Adam – Non è un paese per donne

Medina di Casablanca. Samia (Nissrine Erradi), una giovane donna in dolce attesa vaga alla ricerca di un posto in cui stare e, possibilmente, di un lavoro. Ma la sua condizione di donna (gravida) senza un uomo accanto la rende inesorabilmente sola. Nessuno (o quasi ), infatti, è disposto ad aiutare una ragazza che sta per mettere alla luce un figlio “illegittimo”. Porte chiuse in faccia una dopo l’altra costringeranno Samia a girare raminga con il suo fardello, sempre più stanca e frustrata, pur senza perdere mai la dignità di chi ha il diritto di farcela e di trovare una soluzione, di avere ciò di cui è stato illegittimamente privato: la libertà. L’incontro con Abla (Lubna Azabal), donna vedova con una figlia di otto anni (la coscienziosa Warda), che gestisce da casa una piccola pasticceria di ricette marocchine, sarà determinante per entrambe le donne, chiave di s(volta) di un percorso di auto-liberazione che passa dall’accettazione di sé, dalla presa di coscienza del proprio coraggio, e dalla volontà di essere compagne, mogli e madri con i propri diritti in un luogo che rivendica a ogni angolo e a chiare lettere il suo non essere un paese per donne.
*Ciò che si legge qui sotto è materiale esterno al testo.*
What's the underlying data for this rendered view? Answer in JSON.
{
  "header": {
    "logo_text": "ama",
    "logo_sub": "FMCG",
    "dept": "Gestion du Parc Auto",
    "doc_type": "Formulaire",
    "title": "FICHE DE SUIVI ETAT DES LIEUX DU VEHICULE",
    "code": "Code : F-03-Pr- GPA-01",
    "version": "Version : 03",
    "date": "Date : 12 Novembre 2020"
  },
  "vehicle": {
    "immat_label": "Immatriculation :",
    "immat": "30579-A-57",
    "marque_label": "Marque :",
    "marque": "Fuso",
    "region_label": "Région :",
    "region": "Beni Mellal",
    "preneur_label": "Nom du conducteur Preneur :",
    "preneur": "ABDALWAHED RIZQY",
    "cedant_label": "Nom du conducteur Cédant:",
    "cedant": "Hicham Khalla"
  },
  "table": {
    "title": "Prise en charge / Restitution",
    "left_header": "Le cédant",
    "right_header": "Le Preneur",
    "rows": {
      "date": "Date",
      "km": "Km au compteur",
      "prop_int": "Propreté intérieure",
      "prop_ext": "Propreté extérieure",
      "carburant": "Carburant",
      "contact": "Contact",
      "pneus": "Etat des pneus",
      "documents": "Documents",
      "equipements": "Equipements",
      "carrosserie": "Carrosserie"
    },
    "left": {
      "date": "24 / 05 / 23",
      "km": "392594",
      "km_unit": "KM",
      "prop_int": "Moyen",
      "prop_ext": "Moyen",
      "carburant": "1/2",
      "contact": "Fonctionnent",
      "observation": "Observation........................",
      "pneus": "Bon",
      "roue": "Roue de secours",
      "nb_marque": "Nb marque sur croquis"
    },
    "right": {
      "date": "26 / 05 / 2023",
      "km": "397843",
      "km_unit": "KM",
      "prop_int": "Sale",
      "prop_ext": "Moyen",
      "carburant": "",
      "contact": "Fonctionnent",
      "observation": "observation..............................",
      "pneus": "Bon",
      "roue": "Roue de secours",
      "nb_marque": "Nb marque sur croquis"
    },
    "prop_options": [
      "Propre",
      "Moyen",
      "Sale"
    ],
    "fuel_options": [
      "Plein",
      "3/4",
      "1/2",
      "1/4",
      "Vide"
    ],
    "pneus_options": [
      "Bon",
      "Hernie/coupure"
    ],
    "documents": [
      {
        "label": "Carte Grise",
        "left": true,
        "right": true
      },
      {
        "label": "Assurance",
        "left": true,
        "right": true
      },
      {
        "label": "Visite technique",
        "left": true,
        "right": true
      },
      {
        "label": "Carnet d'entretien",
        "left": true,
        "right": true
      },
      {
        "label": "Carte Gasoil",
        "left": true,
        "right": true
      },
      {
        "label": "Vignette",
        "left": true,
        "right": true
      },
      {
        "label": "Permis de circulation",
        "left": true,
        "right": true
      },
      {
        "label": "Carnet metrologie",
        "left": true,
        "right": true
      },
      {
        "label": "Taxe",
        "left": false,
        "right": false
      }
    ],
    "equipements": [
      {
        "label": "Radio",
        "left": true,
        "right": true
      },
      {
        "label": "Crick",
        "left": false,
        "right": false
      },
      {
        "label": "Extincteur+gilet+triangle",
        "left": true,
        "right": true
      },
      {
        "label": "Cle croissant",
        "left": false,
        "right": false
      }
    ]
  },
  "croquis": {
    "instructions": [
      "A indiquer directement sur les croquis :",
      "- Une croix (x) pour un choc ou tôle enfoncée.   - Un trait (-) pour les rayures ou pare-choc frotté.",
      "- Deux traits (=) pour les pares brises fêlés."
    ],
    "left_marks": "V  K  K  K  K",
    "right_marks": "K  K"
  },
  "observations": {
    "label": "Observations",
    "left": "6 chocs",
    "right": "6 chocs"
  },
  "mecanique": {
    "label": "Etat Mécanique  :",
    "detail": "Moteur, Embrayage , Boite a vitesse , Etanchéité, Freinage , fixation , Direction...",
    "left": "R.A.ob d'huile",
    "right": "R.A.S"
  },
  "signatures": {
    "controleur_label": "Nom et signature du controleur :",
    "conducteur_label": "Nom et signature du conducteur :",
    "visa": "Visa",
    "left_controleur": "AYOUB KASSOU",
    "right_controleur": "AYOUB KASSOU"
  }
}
Sempre in voga, sempre legittime, e più che mai attuali, le riflessioni sul ruolo della donna - declinato nelle varie società - sono oggi più che mai argomento di riflessione e dibattito. Ma se il ruolo della donna, in continua evoluzione e rivoluzione, è riuscito in alcune dimensioni sociali a ritagliarsi almeno il suo spazio vitale, in altre continua invece a fare da puro sfondo a un contesto prettamente e amaramente solo maschile. In Adam (che sceglie per il titolo proprio un nome maschile a paradosso del contenuto del film), presentato nella sezione 'Un Certain Regard' al Festival di Cannes 2019, la regista marocchina evidenzia la precarietà e subordinazione della donna all’uomo, riconvalidando il vecchio pensiero secondo cui una donna senza un uomo non vale nulla. E, peggio ancora, nemmeno un figlio concepito fuori dall’egida del matrimonio è destinato a valere alcunché.

Su queste basi, l’opera prima della regista marocchina Maryam Touzani circonda e circuisce le sofferenze tutte interiori della protagonista alla ricerca di un posto in cui andare e stare, in attesa che “il corpo del peccato” esca dal suo grembo per riconsegnarle la libertà e la dignità perdute. Ma per Samia il Marocco ha il volto ostile di opportunità negate, di umanità senza alcuna pietas, di un nemico che non la ritiene degna di aiuto. In questo scenario impietoso la figura di Abla, anche lei donna in qualche modo menomata per aver perso precocemente il marito, spiccherà per esser l’unica a fare un cenno verso la giovane madre. Due donne sole in un Paese di certo non per donne, accomunate nella solitudine di una mancanza maschile in grado di ratificare la loro presenza, e il loro ruolo societario. 

Con impianto e sviluppo piuttosto classici ma capaci di una certa intensità stilistica e attoriale, Adam restituisce alle due donne la dignità perduta, mostrando il loro lato più coraggioso e stoico, la capacità di andare avanti nonostante tutto e tutti. L’occhio della camera scava nella vita interiore delle due protagoniste, facendone emergere fragilità mutate in corazze, catturando i loro sguardi, le loro espressioni disperate e risolute, e infine anche la loro complicità divenuta in qualche modo strumento lenitivo e curativo per tornare, forse, a fare le scelte da donne libere, e non più – e non solo - da donne mortificate e imprigionate dal loro essere “senza uomini”.